Nous irons là-bas / Et nous détruirons / Les réseaux ennemis
Qu'ils le sachent, nos enfants / Combien d'entre nous sont tombés / Pour la liberté !
Ami, entends-tu le vol noir des corbeaux sur nos plaines ?
Ami, entends-tu les cris sourds du pays qu'on enchaîne ?
Ohé, partisans, ouvriers et paysans, c'est l'alarme.
Ce soir l'ennemi connaîtra le prix du sang et les larmes.
Montez de la mine, descendez des collines, camarades !
Sortez de la paille les fusils, la mitraille, les grenades.
Ohé, les tueurs à la balle et au couteau, tuez vite !
Ohé, saboteur, attention à ton fardeau : dynamite...
C'est nous qui brisons les barreaux des prisons pour nos frères.
La haine à nos trousses et la faim qui nous pousse, la misère.
Il y a des pays où les gens au creux des lits font des rêves.
Ici, nous, vois-tu, nous on marche et nous on tue, nous on crève...
Ici chacun sait ce qu'il veut, ce qu'il fait quand il passe.
Ami, si tu tombes un ami sort de l'ombre à ta place.
Demain du sang noir sèchera au grand soleil sur les routes.
Chantez, compagnons, dans la nuit la Liberté nous écoute...
Ami, entends-tu ces cris sourds du pays qu'on enchaîne ?
Ami, entends-tu le vol noir des corbeaux sur nos plaines ?
Oh oh oh oh oh oh oh oh oh oh oh oh oh oh oh oh...
INTERPRETATION DE L’ŒUVRE
Le succès du Chant des partisans se prolonge dans de nombreuses interprétations postérieures à la guerre, dont
celle d'Yves Montand est une des plus célèbres, mais aussi Jacques Brel ou Jean Ferrat.

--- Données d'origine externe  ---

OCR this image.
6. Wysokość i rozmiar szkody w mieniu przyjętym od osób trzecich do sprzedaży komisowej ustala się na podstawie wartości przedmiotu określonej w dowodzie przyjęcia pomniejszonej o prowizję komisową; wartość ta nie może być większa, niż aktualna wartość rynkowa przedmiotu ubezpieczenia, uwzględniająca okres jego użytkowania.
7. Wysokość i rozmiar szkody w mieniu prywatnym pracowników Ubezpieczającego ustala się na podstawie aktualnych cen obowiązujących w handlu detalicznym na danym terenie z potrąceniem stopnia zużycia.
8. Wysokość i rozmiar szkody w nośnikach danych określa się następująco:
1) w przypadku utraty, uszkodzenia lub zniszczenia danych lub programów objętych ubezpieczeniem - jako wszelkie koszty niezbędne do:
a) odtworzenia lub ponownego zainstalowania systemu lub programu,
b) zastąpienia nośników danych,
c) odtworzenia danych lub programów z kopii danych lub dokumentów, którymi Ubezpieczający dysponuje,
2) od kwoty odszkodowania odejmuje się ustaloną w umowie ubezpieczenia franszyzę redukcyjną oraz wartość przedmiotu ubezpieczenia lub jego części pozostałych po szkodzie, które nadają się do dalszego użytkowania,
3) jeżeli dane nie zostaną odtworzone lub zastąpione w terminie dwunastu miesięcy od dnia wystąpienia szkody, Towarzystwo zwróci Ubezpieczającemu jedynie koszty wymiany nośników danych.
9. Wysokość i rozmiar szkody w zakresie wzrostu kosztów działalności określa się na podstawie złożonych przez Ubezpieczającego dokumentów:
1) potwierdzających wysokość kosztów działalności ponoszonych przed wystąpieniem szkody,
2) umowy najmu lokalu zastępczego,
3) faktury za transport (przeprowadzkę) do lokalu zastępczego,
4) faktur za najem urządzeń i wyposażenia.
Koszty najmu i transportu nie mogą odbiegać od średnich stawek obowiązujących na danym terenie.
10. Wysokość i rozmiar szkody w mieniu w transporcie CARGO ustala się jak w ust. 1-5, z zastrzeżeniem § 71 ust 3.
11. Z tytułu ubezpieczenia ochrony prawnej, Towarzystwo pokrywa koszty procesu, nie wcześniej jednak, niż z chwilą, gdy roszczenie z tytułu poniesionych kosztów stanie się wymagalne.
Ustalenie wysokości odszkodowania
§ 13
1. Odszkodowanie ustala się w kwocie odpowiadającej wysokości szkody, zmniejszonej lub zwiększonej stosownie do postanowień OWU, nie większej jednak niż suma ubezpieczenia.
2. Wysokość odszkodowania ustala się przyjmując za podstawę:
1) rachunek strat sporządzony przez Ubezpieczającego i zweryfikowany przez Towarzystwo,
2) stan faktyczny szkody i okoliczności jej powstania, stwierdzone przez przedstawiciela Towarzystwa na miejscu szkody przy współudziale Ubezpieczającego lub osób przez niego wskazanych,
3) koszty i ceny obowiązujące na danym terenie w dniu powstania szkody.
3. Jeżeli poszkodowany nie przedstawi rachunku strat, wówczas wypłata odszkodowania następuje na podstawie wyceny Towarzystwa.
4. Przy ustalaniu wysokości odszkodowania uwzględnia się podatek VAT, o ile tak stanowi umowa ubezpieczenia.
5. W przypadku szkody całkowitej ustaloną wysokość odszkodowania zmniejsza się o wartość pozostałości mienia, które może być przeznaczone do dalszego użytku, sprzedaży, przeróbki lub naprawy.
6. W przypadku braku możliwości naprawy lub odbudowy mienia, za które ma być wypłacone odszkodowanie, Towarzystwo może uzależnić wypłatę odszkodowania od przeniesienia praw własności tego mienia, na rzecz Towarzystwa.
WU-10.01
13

Il sera relancé par André
Malraux, ministre de la culture, lors de la cérémonie d’entrée des cendres de Jean Moulin au Panthéon de Paris le
19 décembre 1964.
En 1997, pour le compte de l’association Tactikollectif, le groupe Zebda adapte la chanson dans l’album
« Motivés ». L’idée du disque était de remettre au goût du jour des chants de lutte. C’est un succès populaire
avec 200 000 exemplaires vendus. Ce disque est militant puisqu’il est produit en collaboration avec la Ligue
Communiste Révolutionnaire, un parti d’extrême-gauche dont le nom est depuis 2009 le Nouveau Parti
Anticapitaliste. Le chant des partisans transcende les époques et les sensibilités politiques. Ode à la liberté et à
l’insoumission, il peut devenir un chant de lutte politique et de contestation sociale. Un morceau de notre
patrimoine national qu’il convient de connaître et d’étudier.